According to a report in the New York Times, “Russia and Ukraine together supply more than a quarter of the world’s wheat.” A piece in Politico states that “Russia and Ukraine together provide about 30 percent of the world’s wheat.”
So if the fighting in Ukraine — and the sanctions on Russia — interrupts such an important source of supply won’t this result in catastrophic shortages?
No, because percentages quoted don’t apply to global wheat production, but to global wheat exports. As the crop scientist, Sarah Taber, points out in a much-needed tweet thread, this means that the shortfall in supply is much smaller than some headlines might suggest.

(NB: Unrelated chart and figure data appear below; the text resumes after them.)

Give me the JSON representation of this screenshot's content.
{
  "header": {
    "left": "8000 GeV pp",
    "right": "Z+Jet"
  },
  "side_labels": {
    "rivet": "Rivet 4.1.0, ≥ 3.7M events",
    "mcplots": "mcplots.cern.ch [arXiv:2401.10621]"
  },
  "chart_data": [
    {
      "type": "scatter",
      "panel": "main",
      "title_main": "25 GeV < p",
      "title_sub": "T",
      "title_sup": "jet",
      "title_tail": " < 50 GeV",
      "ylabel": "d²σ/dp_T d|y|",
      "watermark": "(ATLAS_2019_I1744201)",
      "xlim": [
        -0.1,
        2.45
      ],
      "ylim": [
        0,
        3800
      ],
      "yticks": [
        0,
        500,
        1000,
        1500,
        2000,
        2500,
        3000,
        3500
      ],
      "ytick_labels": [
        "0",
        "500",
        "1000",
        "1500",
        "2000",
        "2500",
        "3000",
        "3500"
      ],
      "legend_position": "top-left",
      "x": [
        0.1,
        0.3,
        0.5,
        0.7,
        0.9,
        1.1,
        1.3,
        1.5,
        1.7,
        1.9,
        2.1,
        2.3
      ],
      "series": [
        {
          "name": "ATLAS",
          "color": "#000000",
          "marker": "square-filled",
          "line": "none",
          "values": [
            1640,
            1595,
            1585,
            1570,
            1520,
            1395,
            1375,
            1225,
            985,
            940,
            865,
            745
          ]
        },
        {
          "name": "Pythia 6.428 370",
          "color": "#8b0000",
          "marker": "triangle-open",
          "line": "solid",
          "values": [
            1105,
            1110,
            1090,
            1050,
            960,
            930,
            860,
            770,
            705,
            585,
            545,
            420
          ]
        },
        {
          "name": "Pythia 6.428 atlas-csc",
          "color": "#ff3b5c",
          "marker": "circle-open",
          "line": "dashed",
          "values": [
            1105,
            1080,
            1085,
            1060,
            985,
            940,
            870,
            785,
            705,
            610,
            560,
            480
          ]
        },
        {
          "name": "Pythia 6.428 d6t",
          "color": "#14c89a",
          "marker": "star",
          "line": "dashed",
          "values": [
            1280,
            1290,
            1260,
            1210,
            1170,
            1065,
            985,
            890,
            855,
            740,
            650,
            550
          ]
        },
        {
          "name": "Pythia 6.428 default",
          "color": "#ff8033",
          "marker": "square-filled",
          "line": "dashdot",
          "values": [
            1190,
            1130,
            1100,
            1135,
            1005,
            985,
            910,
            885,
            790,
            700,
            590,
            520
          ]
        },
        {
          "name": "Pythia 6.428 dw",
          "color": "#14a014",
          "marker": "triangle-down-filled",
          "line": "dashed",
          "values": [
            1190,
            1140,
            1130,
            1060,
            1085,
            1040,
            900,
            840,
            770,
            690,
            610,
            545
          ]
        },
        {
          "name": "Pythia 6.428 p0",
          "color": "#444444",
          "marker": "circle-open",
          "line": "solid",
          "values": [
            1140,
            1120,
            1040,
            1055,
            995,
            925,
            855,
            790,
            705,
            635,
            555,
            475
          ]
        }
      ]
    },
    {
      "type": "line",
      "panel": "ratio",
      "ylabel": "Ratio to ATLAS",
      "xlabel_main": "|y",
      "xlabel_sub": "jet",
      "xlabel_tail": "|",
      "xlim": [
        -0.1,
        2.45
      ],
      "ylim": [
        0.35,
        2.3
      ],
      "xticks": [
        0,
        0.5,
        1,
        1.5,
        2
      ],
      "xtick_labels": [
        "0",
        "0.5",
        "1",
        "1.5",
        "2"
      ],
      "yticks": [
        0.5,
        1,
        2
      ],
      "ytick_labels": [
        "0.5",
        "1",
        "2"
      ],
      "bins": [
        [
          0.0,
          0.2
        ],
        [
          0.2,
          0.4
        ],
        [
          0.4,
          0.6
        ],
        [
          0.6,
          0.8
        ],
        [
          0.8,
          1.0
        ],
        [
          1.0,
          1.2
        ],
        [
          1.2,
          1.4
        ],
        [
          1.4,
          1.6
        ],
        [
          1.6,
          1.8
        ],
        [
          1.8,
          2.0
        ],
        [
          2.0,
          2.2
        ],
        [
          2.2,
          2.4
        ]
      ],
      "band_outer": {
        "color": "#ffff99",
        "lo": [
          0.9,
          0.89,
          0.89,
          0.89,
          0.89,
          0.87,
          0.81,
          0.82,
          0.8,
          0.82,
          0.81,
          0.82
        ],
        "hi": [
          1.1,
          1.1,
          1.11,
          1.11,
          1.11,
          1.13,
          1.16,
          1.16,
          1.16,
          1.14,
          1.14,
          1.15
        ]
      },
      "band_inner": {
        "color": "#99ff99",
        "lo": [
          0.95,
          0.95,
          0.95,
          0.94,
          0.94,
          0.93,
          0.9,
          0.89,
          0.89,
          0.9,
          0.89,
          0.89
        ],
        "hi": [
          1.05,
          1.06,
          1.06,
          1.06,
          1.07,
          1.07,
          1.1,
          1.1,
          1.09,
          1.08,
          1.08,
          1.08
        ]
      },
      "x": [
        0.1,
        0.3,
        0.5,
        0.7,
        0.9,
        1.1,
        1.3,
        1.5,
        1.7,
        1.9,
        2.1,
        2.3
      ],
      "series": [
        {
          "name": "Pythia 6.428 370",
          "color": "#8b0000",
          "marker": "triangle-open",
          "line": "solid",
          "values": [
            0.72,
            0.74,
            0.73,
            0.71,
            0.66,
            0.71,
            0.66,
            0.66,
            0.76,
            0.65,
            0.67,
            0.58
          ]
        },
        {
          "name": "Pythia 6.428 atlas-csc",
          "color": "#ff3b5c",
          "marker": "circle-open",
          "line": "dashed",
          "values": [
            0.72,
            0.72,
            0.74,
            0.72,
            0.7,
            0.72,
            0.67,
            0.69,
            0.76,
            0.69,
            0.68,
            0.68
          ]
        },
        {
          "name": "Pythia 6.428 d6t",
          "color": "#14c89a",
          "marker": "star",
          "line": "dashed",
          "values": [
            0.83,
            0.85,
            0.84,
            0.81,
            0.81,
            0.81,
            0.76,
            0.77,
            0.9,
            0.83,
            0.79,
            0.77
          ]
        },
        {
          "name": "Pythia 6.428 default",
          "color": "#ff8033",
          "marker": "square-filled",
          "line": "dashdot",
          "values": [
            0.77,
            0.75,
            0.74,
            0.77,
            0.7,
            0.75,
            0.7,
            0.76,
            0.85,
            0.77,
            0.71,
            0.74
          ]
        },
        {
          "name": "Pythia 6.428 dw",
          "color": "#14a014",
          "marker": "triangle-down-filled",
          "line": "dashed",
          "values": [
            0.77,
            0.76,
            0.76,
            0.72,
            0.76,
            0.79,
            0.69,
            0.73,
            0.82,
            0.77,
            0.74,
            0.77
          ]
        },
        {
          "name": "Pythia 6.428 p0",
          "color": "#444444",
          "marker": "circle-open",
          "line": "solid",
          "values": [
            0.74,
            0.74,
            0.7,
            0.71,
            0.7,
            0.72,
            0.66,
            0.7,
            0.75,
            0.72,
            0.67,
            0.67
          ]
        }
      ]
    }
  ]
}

For a start, wheat exports haven’t been halted completely — especially not from Russia, which continues to trade with most of the world. Taber puts the combined shortfall from both Ukraine and Russia at 7 million tons. Given that global wheat production last year was 778 million tons, this means that something like 1% of the worldwide supply needs to be replaced, not a quarter or a third.

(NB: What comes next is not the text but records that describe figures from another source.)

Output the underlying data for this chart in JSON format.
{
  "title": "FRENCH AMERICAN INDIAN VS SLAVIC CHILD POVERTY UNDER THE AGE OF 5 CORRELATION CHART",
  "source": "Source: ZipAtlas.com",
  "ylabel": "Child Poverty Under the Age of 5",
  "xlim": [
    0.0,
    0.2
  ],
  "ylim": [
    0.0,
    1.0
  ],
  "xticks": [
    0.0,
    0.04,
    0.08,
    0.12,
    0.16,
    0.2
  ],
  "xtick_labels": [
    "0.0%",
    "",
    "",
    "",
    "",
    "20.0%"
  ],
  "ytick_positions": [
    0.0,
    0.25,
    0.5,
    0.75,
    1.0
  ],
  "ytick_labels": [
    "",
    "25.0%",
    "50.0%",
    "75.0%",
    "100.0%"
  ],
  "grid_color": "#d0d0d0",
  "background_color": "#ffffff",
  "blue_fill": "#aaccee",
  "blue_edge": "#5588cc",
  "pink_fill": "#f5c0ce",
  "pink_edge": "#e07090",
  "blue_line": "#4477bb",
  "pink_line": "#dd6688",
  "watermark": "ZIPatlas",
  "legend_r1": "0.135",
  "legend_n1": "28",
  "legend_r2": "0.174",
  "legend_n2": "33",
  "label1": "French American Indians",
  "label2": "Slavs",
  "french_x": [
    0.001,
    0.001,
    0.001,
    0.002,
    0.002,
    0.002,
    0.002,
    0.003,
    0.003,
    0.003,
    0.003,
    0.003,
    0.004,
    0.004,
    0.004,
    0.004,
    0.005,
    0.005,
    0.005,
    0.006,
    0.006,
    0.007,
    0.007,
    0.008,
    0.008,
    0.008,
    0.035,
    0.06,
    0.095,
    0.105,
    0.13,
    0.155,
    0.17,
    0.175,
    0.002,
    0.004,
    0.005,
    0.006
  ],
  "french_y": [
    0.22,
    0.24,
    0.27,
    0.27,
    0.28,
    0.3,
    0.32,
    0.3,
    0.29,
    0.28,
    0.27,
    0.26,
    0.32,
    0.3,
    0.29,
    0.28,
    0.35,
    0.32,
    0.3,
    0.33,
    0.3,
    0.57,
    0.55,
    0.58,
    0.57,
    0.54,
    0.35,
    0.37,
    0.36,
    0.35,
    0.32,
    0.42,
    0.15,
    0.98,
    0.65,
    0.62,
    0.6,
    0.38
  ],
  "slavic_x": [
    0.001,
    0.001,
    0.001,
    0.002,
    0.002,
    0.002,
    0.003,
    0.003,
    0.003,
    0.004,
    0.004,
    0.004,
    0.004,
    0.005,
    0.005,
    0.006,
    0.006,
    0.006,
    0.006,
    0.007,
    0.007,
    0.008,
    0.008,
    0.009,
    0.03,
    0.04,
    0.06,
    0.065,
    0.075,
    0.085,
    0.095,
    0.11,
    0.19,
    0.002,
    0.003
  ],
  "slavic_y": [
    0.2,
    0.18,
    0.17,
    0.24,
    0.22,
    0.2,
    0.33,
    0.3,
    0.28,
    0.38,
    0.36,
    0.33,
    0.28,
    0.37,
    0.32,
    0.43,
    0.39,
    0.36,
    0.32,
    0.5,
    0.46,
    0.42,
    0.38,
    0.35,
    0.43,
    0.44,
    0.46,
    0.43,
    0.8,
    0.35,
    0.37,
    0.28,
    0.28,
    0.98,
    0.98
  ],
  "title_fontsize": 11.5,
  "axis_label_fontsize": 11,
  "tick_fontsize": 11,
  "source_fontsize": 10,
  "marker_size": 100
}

The fact is that though Ukraine and southern Russia provide ideal growing conditions for wheat and many other crops, just about any country with sufficient land, water and sunshine can produce most of its own food. Which, thankfully, is what we still do.
Both the pandemic and the invasion have taught us that we cannot take global free trade for granted. That doesn’t mean that each country should become totally self-reliant, but when it comes to essential supplies, short-term efficiency must be balanced against long-term security.
The anchor of domestic food production is especially important — and worth safeguarding even in a country like the UK where the supply of land is under pressure from competing demands. It’s unfortunate that our best agricultural land tends to be concentrated in areas of high demand for new housing, but farming is not a waste of space.
In a perfect world, a country like our own would be able to rely on the endless Eurasian steppe for all of our grain supplies. But this is not a perfect world. If depending on potentially hostile or unstable countries for our energy supplies is a bad idea, then doing the same for our food supplies is even worse.